Friday, February 18, 2005

Nothing New

Nothing new to report. Still haven't heard from Marty. Josh stayed home sick for the second day. Visited two schools today. At the second school I got into a long conversation with the adviser about joining the Catholic Church. She said that she thought I should just jump right in a do it. I guess I'm still not ready. I'll probably wait until after Easter some time. Those that are coming into the church are usually confirmed at Easter Vigil. I'll check into the RCIA program this summer perhaps. I'm thinking it's something I'm supposed to do.
Talked to Marty's sister-in-law online last night. (His brother's wife) Told her how I was feeling about things with Marty. She said something that I didn't really care to hear, but am thinking it's true none-the-less.
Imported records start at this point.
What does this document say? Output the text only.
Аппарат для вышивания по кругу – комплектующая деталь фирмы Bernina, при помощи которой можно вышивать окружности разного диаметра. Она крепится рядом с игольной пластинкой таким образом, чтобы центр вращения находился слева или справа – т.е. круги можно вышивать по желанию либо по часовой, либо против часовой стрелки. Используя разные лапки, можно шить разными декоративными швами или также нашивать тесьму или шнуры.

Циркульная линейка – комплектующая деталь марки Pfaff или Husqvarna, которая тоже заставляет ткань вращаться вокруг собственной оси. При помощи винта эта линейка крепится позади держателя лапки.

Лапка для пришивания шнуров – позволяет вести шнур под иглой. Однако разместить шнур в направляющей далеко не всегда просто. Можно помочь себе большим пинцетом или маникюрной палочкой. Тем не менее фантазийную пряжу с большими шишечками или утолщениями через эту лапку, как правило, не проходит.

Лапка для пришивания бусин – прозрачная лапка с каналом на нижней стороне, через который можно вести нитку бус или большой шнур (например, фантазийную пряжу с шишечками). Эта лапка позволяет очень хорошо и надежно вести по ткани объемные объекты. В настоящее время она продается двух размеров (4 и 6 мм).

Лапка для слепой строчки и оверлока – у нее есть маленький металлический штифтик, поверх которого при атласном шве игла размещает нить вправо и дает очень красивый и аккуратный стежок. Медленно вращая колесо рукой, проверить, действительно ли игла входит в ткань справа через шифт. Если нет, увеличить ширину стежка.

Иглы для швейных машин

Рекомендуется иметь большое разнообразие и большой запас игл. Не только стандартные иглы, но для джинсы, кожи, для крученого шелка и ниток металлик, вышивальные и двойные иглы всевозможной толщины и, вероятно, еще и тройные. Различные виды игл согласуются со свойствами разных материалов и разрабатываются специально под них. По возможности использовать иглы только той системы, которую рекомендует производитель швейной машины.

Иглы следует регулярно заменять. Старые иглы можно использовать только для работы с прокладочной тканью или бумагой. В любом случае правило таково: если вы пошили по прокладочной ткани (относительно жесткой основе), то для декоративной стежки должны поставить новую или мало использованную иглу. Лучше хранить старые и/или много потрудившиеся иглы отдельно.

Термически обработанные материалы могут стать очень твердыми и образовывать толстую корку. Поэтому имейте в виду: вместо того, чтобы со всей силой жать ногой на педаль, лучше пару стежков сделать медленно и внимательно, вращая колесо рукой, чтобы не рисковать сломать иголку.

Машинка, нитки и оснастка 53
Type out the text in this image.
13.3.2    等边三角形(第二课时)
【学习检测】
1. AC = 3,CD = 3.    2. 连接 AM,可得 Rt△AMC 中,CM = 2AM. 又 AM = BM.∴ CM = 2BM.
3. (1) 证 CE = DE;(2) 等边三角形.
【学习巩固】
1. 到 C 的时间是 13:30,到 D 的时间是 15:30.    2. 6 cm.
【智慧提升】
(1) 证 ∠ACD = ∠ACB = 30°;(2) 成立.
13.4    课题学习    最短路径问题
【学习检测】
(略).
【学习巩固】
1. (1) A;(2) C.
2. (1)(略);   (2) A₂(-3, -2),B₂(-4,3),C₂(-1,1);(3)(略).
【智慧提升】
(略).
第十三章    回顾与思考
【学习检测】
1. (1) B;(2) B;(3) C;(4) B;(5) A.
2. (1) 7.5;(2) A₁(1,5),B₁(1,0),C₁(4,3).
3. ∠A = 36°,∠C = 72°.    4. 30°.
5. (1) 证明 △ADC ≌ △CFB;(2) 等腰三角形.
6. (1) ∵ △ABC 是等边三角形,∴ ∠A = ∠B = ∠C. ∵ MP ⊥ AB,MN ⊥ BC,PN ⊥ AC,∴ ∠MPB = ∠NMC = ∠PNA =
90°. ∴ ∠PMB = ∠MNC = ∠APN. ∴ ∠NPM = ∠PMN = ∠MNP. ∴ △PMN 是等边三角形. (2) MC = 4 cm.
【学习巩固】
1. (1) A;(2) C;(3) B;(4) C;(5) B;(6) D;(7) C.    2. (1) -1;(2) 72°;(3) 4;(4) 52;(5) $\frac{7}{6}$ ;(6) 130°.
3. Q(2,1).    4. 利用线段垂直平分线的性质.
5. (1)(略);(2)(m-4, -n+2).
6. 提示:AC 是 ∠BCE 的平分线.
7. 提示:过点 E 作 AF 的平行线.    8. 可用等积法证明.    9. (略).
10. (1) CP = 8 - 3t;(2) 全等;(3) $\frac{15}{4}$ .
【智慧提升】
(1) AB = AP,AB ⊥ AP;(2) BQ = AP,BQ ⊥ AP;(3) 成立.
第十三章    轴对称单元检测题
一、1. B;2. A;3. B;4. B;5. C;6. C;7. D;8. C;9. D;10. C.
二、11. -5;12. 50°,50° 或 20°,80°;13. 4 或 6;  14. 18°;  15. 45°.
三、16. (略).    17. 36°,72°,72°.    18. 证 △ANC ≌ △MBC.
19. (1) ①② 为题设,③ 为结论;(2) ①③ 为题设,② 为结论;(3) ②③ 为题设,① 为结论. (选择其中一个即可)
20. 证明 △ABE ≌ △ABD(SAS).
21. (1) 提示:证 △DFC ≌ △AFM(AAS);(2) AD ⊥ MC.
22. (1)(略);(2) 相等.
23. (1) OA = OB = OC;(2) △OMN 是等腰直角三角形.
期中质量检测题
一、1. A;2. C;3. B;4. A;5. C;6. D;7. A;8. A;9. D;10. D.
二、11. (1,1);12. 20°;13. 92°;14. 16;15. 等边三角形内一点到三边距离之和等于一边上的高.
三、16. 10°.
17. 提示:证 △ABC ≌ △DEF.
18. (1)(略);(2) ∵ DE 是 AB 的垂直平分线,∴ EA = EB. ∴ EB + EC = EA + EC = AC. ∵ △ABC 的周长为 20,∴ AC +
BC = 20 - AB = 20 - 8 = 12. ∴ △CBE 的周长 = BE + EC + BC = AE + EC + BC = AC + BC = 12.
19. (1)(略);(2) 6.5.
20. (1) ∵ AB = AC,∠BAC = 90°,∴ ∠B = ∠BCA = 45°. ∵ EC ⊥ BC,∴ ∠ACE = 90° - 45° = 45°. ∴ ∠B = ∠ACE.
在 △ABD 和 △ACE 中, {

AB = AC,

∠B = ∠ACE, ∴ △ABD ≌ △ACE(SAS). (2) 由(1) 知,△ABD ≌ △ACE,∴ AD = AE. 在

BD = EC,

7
She said that he'd always have feelings for his ex-wife and that I should accept that. I just don't know if I can. If he's always going to have feelings for her, why did they get divorced? I know. Because she wanted it. He never really did, he just accepted it. And therein lies the problem. It's something I just don't understand and I don't know HOW to deal with it. I don't like to share. I'm selfish. Is that so wrong?
One of the songs I sent Marty on the CD was Faith Hill's "It Will Be Me". This song really seems to stick with me and seems to say everything I'm feeling. I'll share the lyrics with you.

When you start falling
Who's gonna catch ya
I'm willing to betcha
It will be me

Who's gonna love ya
Like there's no other
Search and discover
It will be me

When all the others
Have gone and hurt you
Who won't desert you
It will be me

Weighing the options
So much to think of
But when you think love
It will be me

Chorus:
You may not see it now
Love is strange that way
But someday, someway
Baby somehow

When you've been broken
And dreams don't oblige ya
Who's that beside ya
Oh, it will be me

(chorus)

Who'll be your only
True romancer
You know the answer
It will be me

What will it take to
Bring you to your senses
And finally convince you
It will be me

I want to be there for him. I want to be the one that loves him like he's never been loved before. I want to share my life with him. I want the happily ever after. I want him to depend on me and love me completely.
I guess I may be asking for too much, huh?